È la volta di Wright con Summer ’68. Un piano dolcissimo e malinconico rievoca una piccola avventura amorosa condita di sensi di colpa (gli ottoni e il crescendo drammatico del verso “How do you feel?” lo testimoniano) vissuta durante un’estate che non smetterà mai di evocare atmosfere incredibili anche per chi non l’ha vissuta. Sono sogni che si perdono in un sonno ridestato dal rintocco delle campane che aprono Fat old sun. Gilmour, che ne è l’autore, canta delle sere estive dell’infanzia, quando l’odore dell’erba falciata si faceva più intenso man mano che il sole, vecchio e grasso, trasformava il giorno in una notte d’argento.
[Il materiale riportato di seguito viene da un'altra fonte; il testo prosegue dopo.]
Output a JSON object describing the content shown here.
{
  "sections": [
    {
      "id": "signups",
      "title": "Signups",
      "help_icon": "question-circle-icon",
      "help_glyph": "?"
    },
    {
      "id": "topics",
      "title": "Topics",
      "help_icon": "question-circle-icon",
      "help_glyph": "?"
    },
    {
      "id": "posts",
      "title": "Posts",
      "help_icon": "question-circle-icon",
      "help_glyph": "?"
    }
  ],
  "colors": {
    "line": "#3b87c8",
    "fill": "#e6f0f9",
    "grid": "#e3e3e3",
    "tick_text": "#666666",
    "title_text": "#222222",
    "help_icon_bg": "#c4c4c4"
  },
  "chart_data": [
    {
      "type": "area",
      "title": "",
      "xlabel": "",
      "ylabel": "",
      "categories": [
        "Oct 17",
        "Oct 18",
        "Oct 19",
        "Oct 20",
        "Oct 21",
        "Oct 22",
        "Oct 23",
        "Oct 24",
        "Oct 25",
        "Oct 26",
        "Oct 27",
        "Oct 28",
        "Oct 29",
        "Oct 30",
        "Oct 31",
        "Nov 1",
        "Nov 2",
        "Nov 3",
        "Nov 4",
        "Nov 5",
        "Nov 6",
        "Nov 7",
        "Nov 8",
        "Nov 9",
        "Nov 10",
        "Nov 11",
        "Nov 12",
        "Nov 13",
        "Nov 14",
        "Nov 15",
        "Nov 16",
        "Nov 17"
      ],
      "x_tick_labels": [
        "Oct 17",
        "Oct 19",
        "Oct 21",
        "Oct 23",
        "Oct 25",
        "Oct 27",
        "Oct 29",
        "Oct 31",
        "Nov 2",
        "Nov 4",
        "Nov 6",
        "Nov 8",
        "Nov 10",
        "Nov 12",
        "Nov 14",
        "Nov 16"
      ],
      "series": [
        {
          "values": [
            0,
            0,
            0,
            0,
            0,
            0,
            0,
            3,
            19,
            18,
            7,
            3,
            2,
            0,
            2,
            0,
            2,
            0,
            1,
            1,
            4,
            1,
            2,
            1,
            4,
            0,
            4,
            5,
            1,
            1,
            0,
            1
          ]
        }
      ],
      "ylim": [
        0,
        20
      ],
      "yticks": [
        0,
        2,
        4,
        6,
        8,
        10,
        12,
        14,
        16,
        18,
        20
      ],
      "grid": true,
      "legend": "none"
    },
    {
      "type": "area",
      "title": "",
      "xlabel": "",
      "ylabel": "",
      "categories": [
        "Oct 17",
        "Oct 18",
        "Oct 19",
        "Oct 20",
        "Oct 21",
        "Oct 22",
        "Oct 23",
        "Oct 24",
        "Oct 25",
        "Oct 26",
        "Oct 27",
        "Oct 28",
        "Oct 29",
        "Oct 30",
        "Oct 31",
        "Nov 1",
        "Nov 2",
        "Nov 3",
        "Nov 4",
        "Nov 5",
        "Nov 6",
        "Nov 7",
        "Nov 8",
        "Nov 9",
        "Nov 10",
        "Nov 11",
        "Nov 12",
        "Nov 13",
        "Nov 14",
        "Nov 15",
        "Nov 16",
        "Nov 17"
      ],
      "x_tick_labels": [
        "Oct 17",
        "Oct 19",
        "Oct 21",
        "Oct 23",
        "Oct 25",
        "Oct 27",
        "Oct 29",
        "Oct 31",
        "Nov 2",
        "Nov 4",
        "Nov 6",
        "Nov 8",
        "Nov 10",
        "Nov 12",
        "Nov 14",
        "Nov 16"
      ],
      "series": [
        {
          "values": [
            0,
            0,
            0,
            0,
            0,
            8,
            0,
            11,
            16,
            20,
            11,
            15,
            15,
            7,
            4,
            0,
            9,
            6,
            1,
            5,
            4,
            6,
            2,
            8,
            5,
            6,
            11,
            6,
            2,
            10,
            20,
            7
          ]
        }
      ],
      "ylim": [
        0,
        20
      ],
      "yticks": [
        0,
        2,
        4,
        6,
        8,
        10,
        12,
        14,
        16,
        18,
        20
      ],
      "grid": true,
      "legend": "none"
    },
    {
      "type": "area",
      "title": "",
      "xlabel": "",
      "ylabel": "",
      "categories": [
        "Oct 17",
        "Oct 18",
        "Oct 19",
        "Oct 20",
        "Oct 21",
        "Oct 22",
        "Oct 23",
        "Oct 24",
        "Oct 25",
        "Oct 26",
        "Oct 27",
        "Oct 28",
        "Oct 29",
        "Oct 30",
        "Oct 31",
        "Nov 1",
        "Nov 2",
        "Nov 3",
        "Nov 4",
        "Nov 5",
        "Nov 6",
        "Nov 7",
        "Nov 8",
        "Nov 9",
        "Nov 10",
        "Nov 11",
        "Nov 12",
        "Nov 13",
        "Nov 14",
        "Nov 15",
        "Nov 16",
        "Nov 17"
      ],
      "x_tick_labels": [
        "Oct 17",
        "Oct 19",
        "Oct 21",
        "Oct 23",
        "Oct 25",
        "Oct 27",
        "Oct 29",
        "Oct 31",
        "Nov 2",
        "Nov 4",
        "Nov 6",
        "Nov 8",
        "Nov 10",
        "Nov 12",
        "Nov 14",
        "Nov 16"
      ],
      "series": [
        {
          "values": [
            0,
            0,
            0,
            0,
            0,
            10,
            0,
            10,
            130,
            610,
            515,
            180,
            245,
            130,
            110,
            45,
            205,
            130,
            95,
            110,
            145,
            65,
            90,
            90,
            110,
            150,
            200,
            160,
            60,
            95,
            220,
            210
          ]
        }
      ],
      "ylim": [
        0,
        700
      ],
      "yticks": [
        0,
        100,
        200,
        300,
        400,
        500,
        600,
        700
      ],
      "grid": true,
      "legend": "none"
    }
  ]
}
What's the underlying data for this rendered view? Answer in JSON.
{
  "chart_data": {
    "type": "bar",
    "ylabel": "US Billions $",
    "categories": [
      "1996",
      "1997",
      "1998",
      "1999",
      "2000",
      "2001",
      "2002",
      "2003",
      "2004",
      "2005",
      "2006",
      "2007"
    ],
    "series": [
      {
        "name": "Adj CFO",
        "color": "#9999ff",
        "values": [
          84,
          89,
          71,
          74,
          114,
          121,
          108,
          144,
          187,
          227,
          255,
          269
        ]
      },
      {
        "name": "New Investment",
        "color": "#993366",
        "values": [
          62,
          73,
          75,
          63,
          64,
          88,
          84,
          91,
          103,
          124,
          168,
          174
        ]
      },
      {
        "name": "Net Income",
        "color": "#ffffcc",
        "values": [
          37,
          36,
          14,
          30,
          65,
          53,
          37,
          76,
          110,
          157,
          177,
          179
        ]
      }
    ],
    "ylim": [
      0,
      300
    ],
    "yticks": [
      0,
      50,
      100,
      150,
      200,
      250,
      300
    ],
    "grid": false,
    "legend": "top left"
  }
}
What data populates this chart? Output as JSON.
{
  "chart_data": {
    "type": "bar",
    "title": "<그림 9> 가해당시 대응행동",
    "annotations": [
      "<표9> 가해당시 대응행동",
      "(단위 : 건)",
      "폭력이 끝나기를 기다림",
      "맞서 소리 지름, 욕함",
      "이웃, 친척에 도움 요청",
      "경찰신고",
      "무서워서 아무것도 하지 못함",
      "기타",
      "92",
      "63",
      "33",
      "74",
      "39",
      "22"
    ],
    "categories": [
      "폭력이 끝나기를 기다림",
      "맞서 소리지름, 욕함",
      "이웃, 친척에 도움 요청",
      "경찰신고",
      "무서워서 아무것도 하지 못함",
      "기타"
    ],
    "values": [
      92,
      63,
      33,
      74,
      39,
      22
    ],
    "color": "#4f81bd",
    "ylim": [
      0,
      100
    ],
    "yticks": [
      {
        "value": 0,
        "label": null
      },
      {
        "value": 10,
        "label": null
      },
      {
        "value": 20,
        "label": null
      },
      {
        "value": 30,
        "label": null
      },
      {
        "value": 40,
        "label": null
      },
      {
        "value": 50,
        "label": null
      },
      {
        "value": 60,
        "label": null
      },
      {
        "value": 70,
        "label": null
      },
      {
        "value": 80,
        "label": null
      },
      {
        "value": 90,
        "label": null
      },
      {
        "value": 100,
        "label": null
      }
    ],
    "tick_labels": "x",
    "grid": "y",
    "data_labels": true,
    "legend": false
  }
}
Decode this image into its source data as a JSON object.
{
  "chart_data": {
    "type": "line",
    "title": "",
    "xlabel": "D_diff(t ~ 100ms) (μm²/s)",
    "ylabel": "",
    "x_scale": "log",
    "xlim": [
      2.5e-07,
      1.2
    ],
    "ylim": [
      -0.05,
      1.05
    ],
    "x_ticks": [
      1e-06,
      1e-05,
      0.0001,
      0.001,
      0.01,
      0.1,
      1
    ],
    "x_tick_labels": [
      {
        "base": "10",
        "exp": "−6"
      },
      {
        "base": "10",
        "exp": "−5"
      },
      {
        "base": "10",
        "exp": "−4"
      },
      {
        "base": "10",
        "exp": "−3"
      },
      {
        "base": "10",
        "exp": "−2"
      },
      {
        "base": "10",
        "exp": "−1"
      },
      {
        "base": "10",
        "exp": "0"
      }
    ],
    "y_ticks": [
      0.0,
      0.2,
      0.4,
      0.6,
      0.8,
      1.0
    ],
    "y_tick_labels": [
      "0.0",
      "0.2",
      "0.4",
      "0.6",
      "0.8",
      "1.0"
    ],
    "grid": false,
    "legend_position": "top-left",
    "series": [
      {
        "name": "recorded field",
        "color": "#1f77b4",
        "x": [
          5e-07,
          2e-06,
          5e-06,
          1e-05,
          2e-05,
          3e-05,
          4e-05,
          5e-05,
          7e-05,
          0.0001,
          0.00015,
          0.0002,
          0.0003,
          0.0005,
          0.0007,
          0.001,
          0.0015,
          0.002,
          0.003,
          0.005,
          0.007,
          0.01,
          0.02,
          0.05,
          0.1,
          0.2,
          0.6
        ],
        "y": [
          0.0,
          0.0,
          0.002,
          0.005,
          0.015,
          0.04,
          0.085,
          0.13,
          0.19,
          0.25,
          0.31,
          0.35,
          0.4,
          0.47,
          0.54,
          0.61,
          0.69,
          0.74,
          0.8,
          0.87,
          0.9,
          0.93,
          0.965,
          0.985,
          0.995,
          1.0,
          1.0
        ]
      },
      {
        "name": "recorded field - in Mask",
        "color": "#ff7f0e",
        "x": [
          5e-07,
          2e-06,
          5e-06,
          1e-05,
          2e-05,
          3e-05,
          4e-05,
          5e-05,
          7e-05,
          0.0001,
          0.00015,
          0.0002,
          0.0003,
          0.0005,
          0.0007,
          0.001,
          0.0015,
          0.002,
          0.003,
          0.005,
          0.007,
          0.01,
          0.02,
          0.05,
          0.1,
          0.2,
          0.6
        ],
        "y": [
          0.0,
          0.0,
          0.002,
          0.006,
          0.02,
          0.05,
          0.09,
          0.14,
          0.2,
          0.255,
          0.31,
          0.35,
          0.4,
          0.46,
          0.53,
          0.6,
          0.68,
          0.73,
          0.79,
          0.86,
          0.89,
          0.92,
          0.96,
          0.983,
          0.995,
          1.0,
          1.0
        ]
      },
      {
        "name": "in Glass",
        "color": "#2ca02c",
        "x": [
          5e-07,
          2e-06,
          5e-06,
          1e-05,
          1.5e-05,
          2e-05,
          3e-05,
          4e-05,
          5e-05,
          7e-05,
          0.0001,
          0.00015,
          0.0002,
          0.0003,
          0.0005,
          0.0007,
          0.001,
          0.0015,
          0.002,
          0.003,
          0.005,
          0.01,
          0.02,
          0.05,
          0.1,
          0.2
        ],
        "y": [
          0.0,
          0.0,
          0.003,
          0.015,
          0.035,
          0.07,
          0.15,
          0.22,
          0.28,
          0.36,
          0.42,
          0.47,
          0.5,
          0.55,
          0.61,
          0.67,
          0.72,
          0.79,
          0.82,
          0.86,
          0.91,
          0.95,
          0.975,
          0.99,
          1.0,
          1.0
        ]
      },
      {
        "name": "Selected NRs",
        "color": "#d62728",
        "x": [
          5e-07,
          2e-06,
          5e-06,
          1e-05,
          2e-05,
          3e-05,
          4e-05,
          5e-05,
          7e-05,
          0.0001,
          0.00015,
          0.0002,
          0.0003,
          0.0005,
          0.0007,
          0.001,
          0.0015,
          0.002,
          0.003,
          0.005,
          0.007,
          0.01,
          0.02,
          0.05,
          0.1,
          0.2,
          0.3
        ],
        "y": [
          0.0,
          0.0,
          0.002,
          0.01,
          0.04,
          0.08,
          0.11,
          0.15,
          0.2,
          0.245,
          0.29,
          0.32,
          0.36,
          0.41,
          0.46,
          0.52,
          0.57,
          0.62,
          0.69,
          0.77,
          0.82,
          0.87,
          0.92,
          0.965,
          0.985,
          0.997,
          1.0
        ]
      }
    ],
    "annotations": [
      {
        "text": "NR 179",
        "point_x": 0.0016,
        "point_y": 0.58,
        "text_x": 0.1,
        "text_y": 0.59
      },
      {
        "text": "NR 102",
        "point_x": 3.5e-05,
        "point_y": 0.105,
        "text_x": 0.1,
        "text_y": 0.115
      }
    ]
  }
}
All’appello manca solo la creatività compositiva di Nick Mason da cui nasce, in parte, l’esperimento più bizzarro dell’intero disco: Alan’s Psychedelic Breakfast. Già il genio di Syd Barrett aveva dato il La per un’operazione tanto folle, quando durante un live, si allontanò dal palco per andare a recuperare un fornelletto e un uovo da friggere accanto ai microfoni. Oltre a far venire fame, Alan’s Psychedelic Breakfast soddisfa chiunque abbia un particolare gusto per i rumori domestici registrati. Il lavandino goccia e Alan, roadie della band, entra in cucina trascinando le ciabatte, prepara la colazione, frigge uova, gusta cornflakes e versa bevande che poi lo sentiremo assaporare. Sullo sfondo della scena, mentre il sole del mattino è ancora pigro, le tre parti musicali del brano alternano piano e lap steel in Rise and shine, chitarra acustica e steel in Sunny side up e infine tutti gli elementi nella finale Morning glory.
“The Amazing Pudding” era il titolo ufficiale di questo disco che ha reso famosa una mucca di nome Lulubelle III. Waters, però, leggendo un giornale in attesa di suonare alla BBC per John Peel, decide di trasformarlo in “Atom Heart Mother” prendendo spunto dalla notizia di una donna incinta il cui pacemaker cardiaco era alimentato da energia nucleare. Anche la suite che occupa l’intero lato A nasce da un’idea folle e imprevedibile: comporre la colonna sonora di un immaginario film western.
Non sono mai stati contenti i Pink Floyd della registrazione definitiva di questo disco. Sperimentale, sbilenco, incompleto. Un po’ come quelle grandi idee che ci vengono poco prima di dormire e che la mattina seguente, versando i cereali, ci accorgiamo di quanto fossero improbabili. Non per questo, però, meno divertenti e d’ispirazione. Un po’ come una mucca che ti guarda scodinzolante dalla copertina di un disco nell’anno 1970. Assurda ma iconica.